Entered through an impressive gate done in Imperial style are the large gardens and buildings that make up the main campus of Istanbul University. Completed in 1866 during the reign of Sultan Abdulaziz, the main building originally housed the Ministry of War. This was the first building in Istanbul built in the Beaux Arts style with a central courtyard covered with a glass ceiling. In 1924 this building was given over to Darülfünun (House of Sciences) and in 1933 it became Istanbul University. Within the gardens stands the Beyazit Tower built in 1828 during the reign of Sultan Mahmud II as a watchtower for fires. Today, in addition to that, this 85 metre high tower is also used to collect meteorological data.

The Beyazit mosque was built in 1501-1505 on orders of Sultan Bayezid II, who succeeded Sultan Mehmet II to the throne in 1481. Known for his piety and administration, he provided stability to the Ottoman Empire and a platform for subsequent rulers to patronize arts and architecture. The Beyazit mosque is in a complex that also includes a public kitchen, a primary school, hospice, a medresse, a hamam and a caravanserai. The design is similar to other Ottoman mosques of that period, with a prominent sadirvan (ablution foundation) in the middle of a large courtyard. Stonework, woodwork and stained glasses inside this mosque are of high artistic value. On the Kiblah (direction of Mecca) side of the mosque are the tombs of Sultan Bayezid II and his daughter.

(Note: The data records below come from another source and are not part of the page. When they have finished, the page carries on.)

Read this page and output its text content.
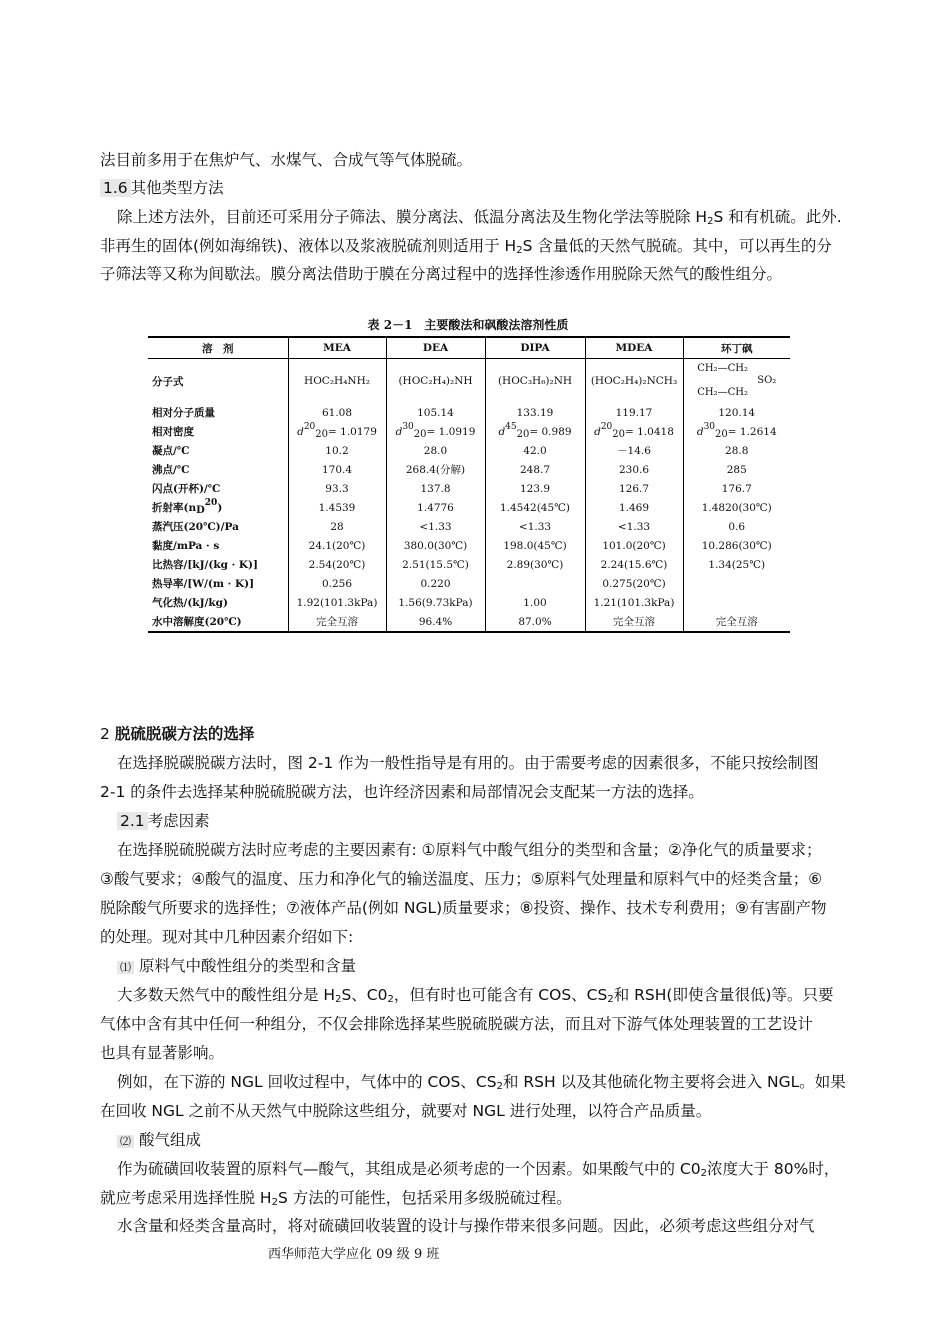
法目前多用于在焦炉气、水煤气、合成气等气体脱硫。
1.6 其他类型方法
除上述方法外，目前还可采用分子筛法、膜分离法、低温分离法及生物化学法等脱除 $H_2S$ 和有机硫。此外.
非再生的固体(例如海绵铁)、液体以及浆液脱硫剂则适用于 $H_2S$ 含量低的天然气脱硫。其中，可以再生的分
子筛法等又称为间歇法。膜分离法借助于膜在分离过程中的选择性渗透作用脱除天然气的酸性组分。
表 2－1　主要酸法和砜酸法溶剂性质
溶　剂	MEA	DEA	DIPA	MDEA	环丁砜
分子式	HOC₂H₄NH₂	(HOC₂H₄)₂NH	(HOC₃H₆)₂NH	(HOC₂H₄)₂NCH₃	CH₂—CH₂
SO₂
CH₂—CH₂
相对分子质量	61.08	105.14	133.19	119.17	120.14
相对密度	$d^{20}_{20}= 1.0179$	$d^{30}_{20}= 1.0919$	$d^{45}_{20}= 0.989$	$d^{20}_{20}= 1.0418$	$d^{30}_{20}= 1.2614$
凝点/℃	10.2	28.0	42.0	－14.6	28.8
沸点/℃	170.4	268.4(分解)	248.7	230.6	285
闪点(开杯)/℃	93.3	137.8	123.9	126.7	176.7
折射率$(n_D^{20})$	1.4539	1.4776	1.4542(45℃)	1.469	1.4820(30℃)
蒸汽压(20℃)/Pa	28	<1.33	<1.33	<1.33	0.6
黏度/mPa · s	24.1(20℃)	380.0(30℃)	198.0(45℃)	101.0(20℃)	10.286(30℃)
比热容/[kJ/(kg · K)]	2.54(20℃)	2.51(15.5℃)	2.89(30℃)	2.24(15.6℃)	1.34(25℃)
热导率/[W/(m · K)]	0.256	0.220		0.275(20℃)	
气化热/(kJ/kg)	1.92(101.3kPa)	1.56(9.73kPa)	1.00	1.21(101.3kPa)	
水中溶解度(20℃)	完全互溶	96.4%	87.0%	完全互溶	完全互溶
2 脱硫脱碳方法的选择
在选择脱碳脱碳方法时，图 2-1 作为一般性指导是有用的。由于需要考虑的因素很多，不能只按绘制图
2-1 的条件去选择某种脱硫脱碳方法，也许经济因素和局部情况会支配某一方法的选择。
2.1 考虑因素
在选择脱硫脱碳方法时应考虑的主要因素有: ①原料气中酸气组分的类型和含量；②净化气的质量要求；
③酸气要求；④酸气的温度、压力和净化气的输送温度、压力；⑤原料气处理量和原料气中的烃类含量；⑥
脱除酸气所要求的选择性；⑦液体产品(例如 NGL)质量要求；⑧投资、操作、技术专利费用；⑨有害副产物
的处理。现对其中几种因素介绍如下:
⑴ 原料气中酸性组分的类型和含量
大多数天然气中的酸性组分是 $H_2S$、$C0_2$，但有时也可能含有 COS、$CS_2$和 RSH(即使含量很低)等。只要
气体中含有其中任何一种组分，不仅会排除选择某些脱硫脱碳方法，而且对下游气体处理装置的工艺设计
也具有显著影响。
例如，在下游的 NGL 回收过程中，气体中的 COS、$CS_2$和 RSH 以及其他硫化物主要将会进入 NGL。如果
在回收 NGL 之前不从天然气中脱除这些组分，就要对 NGL 进行处理，以符合产品质量。
⑵ 酸气组成
作为硫磺回收装置的原料气—酸气，其组成是必须考虑的一个因素。如果酸气中的 $C0_2$浓度大于 80%时，
就应考虑采用选择性脱 $H_2S$ 方法的可能性，包括采用多级脱硫过程。
水含量和烃类含量高时，将对硫磺回收装置的设计与操作带来很多问题。因此，必须考虑这些组分对气
西华师范大学应化 09 级 9 班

The Sahaflar Çarsisi (Book market) stands adjacent to the Beyazit mosque. Entered through an arched stone doorway, the market is a collection of shops around a small park with chinar trees and a bust on a pedestal (I forget who this is). All kinds of books are available in this market, from antique Persian texts to the Complete Idiot’s Guide to Windows. Many shops sell Turkish miniatures, mostly at exorbitant prices claiming these to be originals. I wonder how so many originals could have survived over the centuries. We bought a book on Turkish cooking, hoping to occasionally relive the tastes of Turkey.

I learnt later this was also a good place to shop for Istanbul classics such as Melling’s watercolors of Bosphorus views and the writings of Tapinar and Yahya Kemal on life in mid-20th century Istanbul. Thats for another day.

From the Book market we entered the Grand Bazaar or the Kapaliçarsi. Built originally by Sultan Mehmet II in 1461 and then rebuilt after being completely destroyed in the 1894 earthquake, this is an Istanbul landmark. The covered bazaar is spread over 30 hectares and consists of 61 streets and three main sections. It houses dealers in antiques, carpets, garments, leather, etc with each street dedicated to one profession.

Just walking through the Grand Bazaar is quite an experience. Bargain your heart out and you will land a good deal.